The mini/micro computers provide a good option for my needs. There is no upper limit on price since there are some very high specs out there, and the lowest end is just about similar to a Pi if you find a good deal.
They're enclosed, with no exposed IO pins, and have the usual USB/HDMI/Ethernet connectivity.
While the eMMC versions may or may not perform better than the SD cards (I've read mixed reports) they are at least enclosed and directly attached (aka soldered).
The NVMe versions naturally have better I/O performance and potentially reliability.
The x86 architecture means running software is as easy as it has ever been since Arm/Arm64 support is good but still varies.
Beelink T4 Pro
The Beelink T4 Pro, which I originally bought from for ~£100, is an Intel Celeron N3350 (up to 2.4GHz) device with 4 GB Ram and a 64 GB eMMC for storage. It also has 2 x HDMI Ports, 3 x USB 3, Audio and Ethernet.
It has a fairly conventional BIOS (unlike the ARM SBCs) and can be set to boot from USB.
It comes with Windows 10 but happily runs other operating systems, such as Ubuntu out of the box.
This is the lesser spec'd of the two devices I bought and as such I decided that it was better suited to running Home Assistant than being the main Home Server.
The installation process is well documented so I won't go in to too much depth here.
I opted for the Home Assistant Operating System (x86-64) as it's a device dedicated to running it.
You have to copy the image to the boot media, which in this case is not (easily) removable.
I booted the T4 Pro from an Ubuntu Live USB Stick, downloaded the image and wrote it to the boot device using the Raspberry Pi imager (dd and other tools would also work).
It worked perfectly first time. After restoring the backups it was like nothing had changed.
Out of curiosity I opened up the T4 Pro and it technically is a Single Board Computer!
Bkouen Mini PC
The Bkouen Mini PC, which I originally bought for ~£200, is an Intel Celeron N5105 (up to 2.9GHz) device with 8 GB Ram and a 256 GB SSD for storage. It also has 2 x HDMI Ports, 2 x USB 3, 1 x USB 2, Audio and Ethernet.
It also has a fairly conventional BIOS (unlike the ARM SBCs) and can be set to boot from USB.
It comes with Windows 11 Pro but happily runs other operating systems, such as Ubuntu out of the box.

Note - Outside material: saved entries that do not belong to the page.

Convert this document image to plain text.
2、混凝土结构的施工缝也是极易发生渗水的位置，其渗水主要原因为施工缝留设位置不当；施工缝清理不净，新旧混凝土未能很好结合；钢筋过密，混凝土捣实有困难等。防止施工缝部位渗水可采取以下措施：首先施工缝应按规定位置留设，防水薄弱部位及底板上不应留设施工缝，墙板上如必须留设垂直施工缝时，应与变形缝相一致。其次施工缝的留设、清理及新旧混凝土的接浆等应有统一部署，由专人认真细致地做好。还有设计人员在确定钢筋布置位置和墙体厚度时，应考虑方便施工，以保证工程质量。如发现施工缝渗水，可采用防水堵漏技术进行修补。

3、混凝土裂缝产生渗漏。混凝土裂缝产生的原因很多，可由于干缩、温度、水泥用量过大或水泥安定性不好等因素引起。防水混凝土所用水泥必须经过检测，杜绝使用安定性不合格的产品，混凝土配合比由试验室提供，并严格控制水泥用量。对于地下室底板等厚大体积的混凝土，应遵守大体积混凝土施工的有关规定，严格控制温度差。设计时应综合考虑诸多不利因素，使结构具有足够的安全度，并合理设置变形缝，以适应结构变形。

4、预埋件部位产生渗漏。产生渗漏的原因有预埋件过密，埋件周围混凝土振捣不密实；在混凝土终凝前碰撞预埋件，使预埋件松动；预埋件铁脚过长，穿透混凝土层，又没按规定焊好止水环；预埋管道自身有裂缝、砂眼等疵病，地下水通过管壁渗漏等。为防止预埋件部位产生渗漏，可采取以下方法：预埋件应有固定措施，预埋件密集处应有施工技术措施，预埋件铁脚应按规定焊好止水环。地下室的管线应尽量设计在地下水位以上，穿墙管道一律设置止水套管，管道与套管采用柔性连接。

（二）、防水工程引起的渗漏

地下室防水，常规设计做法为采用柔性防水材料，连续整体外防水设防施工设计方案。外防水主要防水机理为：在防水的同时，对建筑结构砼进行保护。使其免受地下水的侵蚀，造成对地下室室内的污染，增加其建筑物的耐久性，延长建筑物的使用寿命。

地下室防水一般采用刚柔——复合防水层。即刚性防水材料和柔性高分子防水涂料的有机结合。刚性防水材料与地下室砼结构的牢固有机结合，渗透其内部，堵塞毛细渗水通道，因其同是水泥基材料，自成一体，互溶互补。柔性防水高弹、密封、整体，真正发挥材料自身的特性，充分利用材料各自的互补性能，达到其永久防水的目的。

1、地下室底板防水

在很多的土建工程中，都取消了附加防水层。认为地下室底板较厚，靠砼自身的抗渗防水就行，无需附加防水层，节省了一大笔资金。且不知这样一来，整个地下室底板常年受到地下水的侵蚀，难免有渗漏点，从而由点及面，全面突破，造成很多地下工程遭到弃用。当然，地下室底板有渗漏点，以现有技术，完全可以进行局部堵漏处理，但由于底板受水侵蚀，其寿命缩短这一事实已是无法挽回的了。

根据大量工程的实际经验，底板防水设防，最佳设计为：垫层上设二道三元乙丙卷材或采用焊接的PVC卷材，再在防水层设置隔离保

The Server has always run the latest Ubuntu LTS release.
Recently I've moved nearly everything over to containers with a compose stack to run them all, so much like Home Assistant it was fairly painless to set up the stack and move the data.
The device runs as any other computer would, no special setup required.
Out of curiosity I opened up the Bkouen Mini PC and it technically is also a Single Board Computer! Note the SATA connector and that the NVMe could be replaced.
Raspberry Pis are great, when you can get them they represent great value and flexibility and their existence alone has likely given rise to the other brand variants.
That said, they may not be the best solution for similar use cases.
The devices shown above bride a potential gap between the upper specs, and cost of a Pi 4 and into a range of options, depending on budget, spec, and so on.
If you just need a small, low power computer, without I/O pins then the mini/micro computer ranges are worth exploring.
If I/O is needed a micro-controller connected to a USB port could still fit the bill, especially as some things (eg ADC) are not great on a Pi.
I replaced two Pi-based servers with two alternatives and so far have not looked back.